L'évolution des structures de la recherche française vers la « rupture » actuelle a été préparée au cours des deux dernières décennies dans un contexte beaucoup plus consensuel qu'on ne pourrait le penser. Déjà en 1985, la « Loi 85-1376 du 23 décembre 1985 relative à la recherche et au développement technologique » comportait deux articles (8 et 9) aux termes desquels : i) « par dérogation aux principes énoncés à l'article 3 du titre Ier du statut général des fonctionnaires ou, le cas échéant, aux articles L. 122-1 à L. 122-3 du code du travail, peuvent être appelés à exercer temporairement par contrat leurs fonctions, à temps complet ou à temps partiel, dans les services de recherche des administrations, dans les établissements publics de recherche et dans les établissements d'enseignement supérieur... » (suit une relation des possibles candidats à ce type de contrats) ; ii) « les services de recherche des administrations et les établissements publics de recherche n'ayant pas le caractère industriel et commercial créent parmi leurs emplois budgétaires des postes de chercheurs associés... ». Vingt ans plus tard, on retrouve ces dispositions dans les textes en vigueur. Par exemple, dans l'article L431-1 du Code de la Recherche, ce qui met en évidence la continuité et la cohérence des grandes lignes de la politique invariablement suivie depuis 1985 environ par tous les gouvernements.

 

En somme, l'indépendance des chercheurs et la stabilité d'emploi qui constitue l'une de ses garanties essentielles se sont trouvés dans le colimateur depuis les années 1980.  Or, à cette époque, le statut des chercheurs était « tout frais ». Il ne s'agit donc pas d'un problème de « vieux statut mité », mais de tensions autour d'un ensemble de garanties d'indépendance des scientifiques qui dérangent les milieux influents. Y compris, ceux qui parlent de « sauver la recherche ».

 

En octobre 2004, dans une note intitulée « Les conseillers d'Etat et les juges administratifs se défendent mieux que les chercheurs », nous avions écrit :

(début de citation) 

« Au CIP (Comité d'Initiative et de Proposition), mais aussi aux Etats Généraux de la Recherche, on rentre de plus en plus dans la logique du caractère prétendument stimulant de la précarité, des "chefs jugés aux résultats", etc... Mais aujourd'hui dans le pays, d'autres secteurs de la fonction publique savent mieux se défendre.

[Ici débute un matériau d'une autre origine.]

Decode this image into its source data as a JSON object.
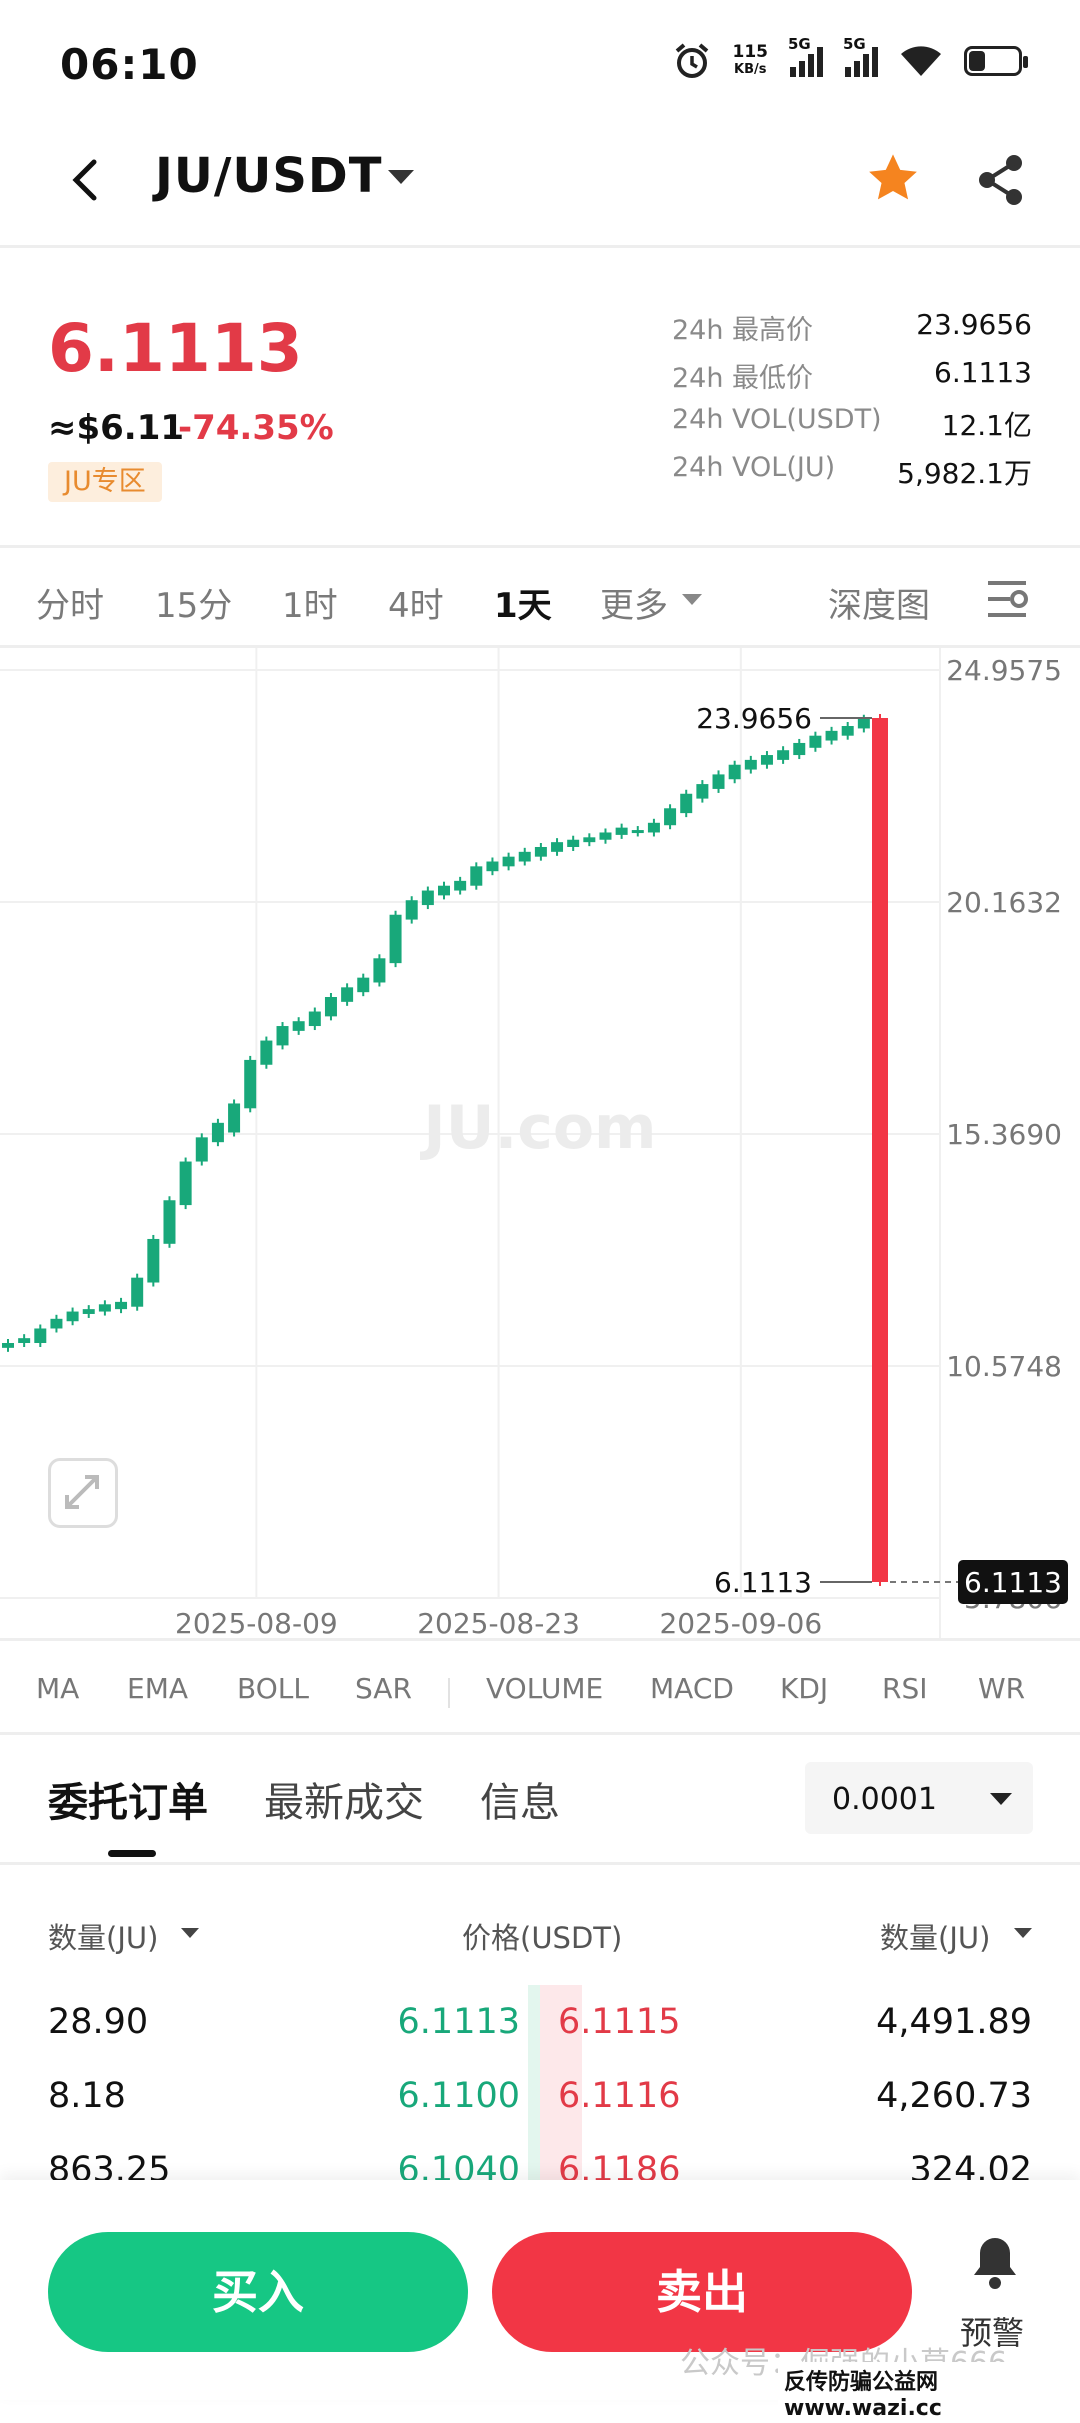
{
  "status_bar": {
    "time": "06:10",
    "net_speed_value": "115",
    "net_speed_unit": "KB/s",
    "sim1": "5G",
    "sim2": "5G"
  },
  "header": {
    "pair": "JU/USDT"
  },
  "ticker": {
    "price": "6.1113",
    "usd_equiv": "≈$6.11",
    "change": "-74.35%",
    "zone_tag": "JU专区",
    "stats": [
      {
        "label": "24h 最高价",
        "value": "23.9656"
      },
      {
        "label": "24h 最低价",
        "value": "6.1113"
      },
      {
        "label": "24h VOL(USDT)",
        "value": "12.1亿"
      },
      {
        "label": "24h VOL(JU)",
        "value": "5,982.1万"
      }
    ]
  },
  "timeframes": {
    "items": [
      "分时",
      "15分",
      "1时",
      "4时",
      "1天",
      "更多"
    ],
    "active": "1天",
    "depth": "深度图"
  },
  "chart_data": {
    "type": "candlestick",
    "y_ticks": [
      "24.9575",
      "20.1632",
      "15.3690",
      "10.5748",
      "5.7806"
    ],
    "x_ticks": [
      "2025-08-09",
      "2025-08-23",
      "2025-09-06"
    ],
    "ylim": [
      5.7806,
      24.9575
    ],
    "annotations": {
      "high": "23.9656",
      "low": "6.1113",
      "last_price_tag": "6.1113"
    },
    "watermark": "JU.com",
    "candles": [
      {
        "o": 10.95,
        "c": 11.05
      },
      {
        "o": 11.05,
        "c": 11.15
      },
      {
        "o": 11.05,
        "c": 11.35
      },
      {
        "o": 11.35,
        "c": 11.55
      },
      {
        "o": 11.5,
        "c": 11.7
      },
      {
        "o": 11.65,
        "c": 11.75
      },
      {
        "o": 11.7,
        "c": 11.85
      },
      {
        "o": 11.75,
        "c": 11.9
      },
      {
        "o": 11.8,
        "c": 12.4
      },
      {
        "o": 12.3,
        "c": 13.2
      },
      {
        "o": 13.1,
        "c": 14.0
      },
      {
        "o": 13.9,
        "c": 14.8
      },
      {
        "o": 14.8,
        "c": 15.3
      },
      {
        "o": 15.2,
        "c": 15.6
      },
      {
        "o": 15.4,
        "c": 16.0
      },
      {
        "o": 15.9,
        "c": 16.9
      },
      {
        "o": 16.8,
        "c": 17.3
      },
      {
        "o": 17.2,
        "c": 17.6
      },
      {
        "o": 17.5,
        "c": 17.7
      },
      {
        "o": 17.6,
        "c": 17.9
      },
      {
        "o": 17.8,
        "c": 18.2
      },
      {
        "o": 18.1,
        "c": 18.4
      },
      {
        "o": 18.3,
        "c": 18.6
      },
      {
        "o": 18.5,
        "c": 19.0
      },
      {
        "o": 18.9,
        "c": 19.9
      },
      {
        "o": 19.8,
        "c": 20.2
      },
      {
        "o": 20.1,
        "c": 20.4
      },
      {
        "o": 20.3,
        "c": 20.5
      },
      {
        "o": 20.4,
        "c": 20.6
      },
      {
        "o": 20.5,
        "c": 20.9
      },
      {
        "o": 20.8,
        "c": 21.0
      },
      {
        "o": 20.9,
        "c": 21.1
      },
      {
        "o": 21.0,
        "c": 21.2
      },
      {
        "o": 21.1,
        "c": 21.3
      },
      {
        "o": 21.2,
        "c": 21.4
      },
      {
        "o": 21.3,
        "c": 21.45
      },
      {
        "o": 21.4,
        "c": 21.5
      },
      {
        "o": 21.45,
        "c": 21.6
      },
      {
        "o": 21.55,
        "c": 21.7
      },
      {
        "o": 21.6,
        "c": 21.65
      },
      {
        "o": 21.6,
        "c": 21.8
      },
      {
        "o": 21.75,
        "c": 22.1
      },
      {
        "o": 22.0,
        "c": 22.4
      },
      {
        "o": 22.3,
        "c": 22.6
      },
      {
        "o": 22.5,
        "c": 22.8
      },
      {
        "o": 22.7,
        "c": 23.0
      },
      {
        "o": 22.9,
        "c": 23.1
      },
      {
        "o": 23.0,
        "c": 23.2
      },
      {
        "o": 23.1,
        "c": 23.3
      },
      {
        "o": 23.2,
        "c": 23.45
      },
      {
        "o": 23.35,
        "c": 23.6
      },
      {
        "o": 23.5,
        "c": 23.7
      },
      {
        "o": 23.6,
        "c": 23.8
      },
      {
        "o": 23.75,
        "c": 23.95
      },
      {
        "o": 23.9656,
        "c": 6.1113
      }
    ]
  },
  "indicators": [
    "MA",
    "EMA",
    "BOLL",
    "SAR",
    "VOLUME",
    "MACD",
    "KDJ",
    "RSI",
    "WR"
  ],
  "orders": {
    "tabs": [
      "委托订单",
      "最新成交",
      "信息"
    ],
    "precision": "0.0001",
    "col_left": "数量(JU)",
    "col_mid": "价格(USDT)",
    "col_right": "数量(JU)",
    "rows": [
      {
        "bq": "28.90",
        "bp": "6.1113",
        "sp": "6.1115",
        "sq": "4,491.89"
      },
      {
        "bq": "8.18",
        "bp": "6.1100",
        "sp": "6.1116",
        "sq": "4,260.73"
      },
      {
        "bq": "863.25",
        "bp": "6.1040",
        "sp": "6.1186",
        "sq": "324.02"
      }
    ]
  },
  "actions": {
    "buy": "买入",
    "sell": "卖出",
    "alert": "预警"
  },
  "watermark": {
    "wechat": "公众号：倔强的小草666",
    "site": "反传防骗公益网 www.wazi.cc"
  },
  "colors": {
    "up": "#18a87a",
    "down": "#f23645",
    "accent": "#f5841f"
  }
}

Avec tout le respect dû à la magistrature et à la juridiction administrative, force est de constater que l'ancienne conseillère de Lionel Jospin et Conseillère d'Etat, Anne-Marie Leroy, dont nous avons déjà diffusé l'article paru dans Cadres CFDT: http://www.cadres-plus.net/bdd_fichiers/407-05.pdf , ou le président de la 4ème Sous-Section du Contentieux du Conseil d'Etat et ancien directeur du cabinet de Simone Veil, Jean-Ludovic Silicani, par leur action politique et technique deux personnalités "de pointe" dans la "libéralisation" de la fonction publique, font eux-mêmes partie d'un corps qui sait beaucoup mieux se défendre que les chercheurs.

Au moment où les hiérarchies de la recherche mettent de plus en plus ouvertement en cause l'indépendance des chercheurs et la stabilité de leur emploi, qu'on en appelle à plein de "jugements extérieurs" sur les chercheurs des établissements publics, etc... les Conseillers d'Etat et les juges administratifs ne se laissent pas faire.

Voir:

http://www.conseil-etat.fr/ce/tricou/index_tc_au01.shtml

"Les magistrats de l'ordre administratif bénéficient d'un statut particulier. Ils relèvent du statut général de la fonction publique ; toutefois, ils disposent de l'indépendance et de l'inamovibilité."

http://www.conseil-etat.fr/ce/organi/index_or_me02.shtml

" Les garanties d'indépendance

(...)

C’est finalement davantage de la pratique que viennent les garanties dont jouissent les membres du Conseil d’État.

Trois pratiques sont à cet égard aussi anciennes que décisives :

* tout d’abord, la gestion du Conseil d’État et de ses membres est assurée de façon interne, par le bureau du Conseil d’État, composé du Vice-Président, des six présidents de section et du secrétaire général du Conseil d’État, sans interférences extérieures ;

* ensuite, même si les textes ne garantissent pas l’inamovibilité des membres du Conseil, en pratique, cette garantie existe, sauf situation tout à fait exceptionnelle, comme en 1940-44 ;

* enfin, si l’avancement de grade se fait, en théorie, au choix, il obéit, dans la pratique, strictement à l’ancienneté, ce qui assure aux membres du Conseil d’État une grande indépendance, tant à l’égard des autorités politiques qu’à l’égard des autorités du Conseil d’État elles-mêmes. " »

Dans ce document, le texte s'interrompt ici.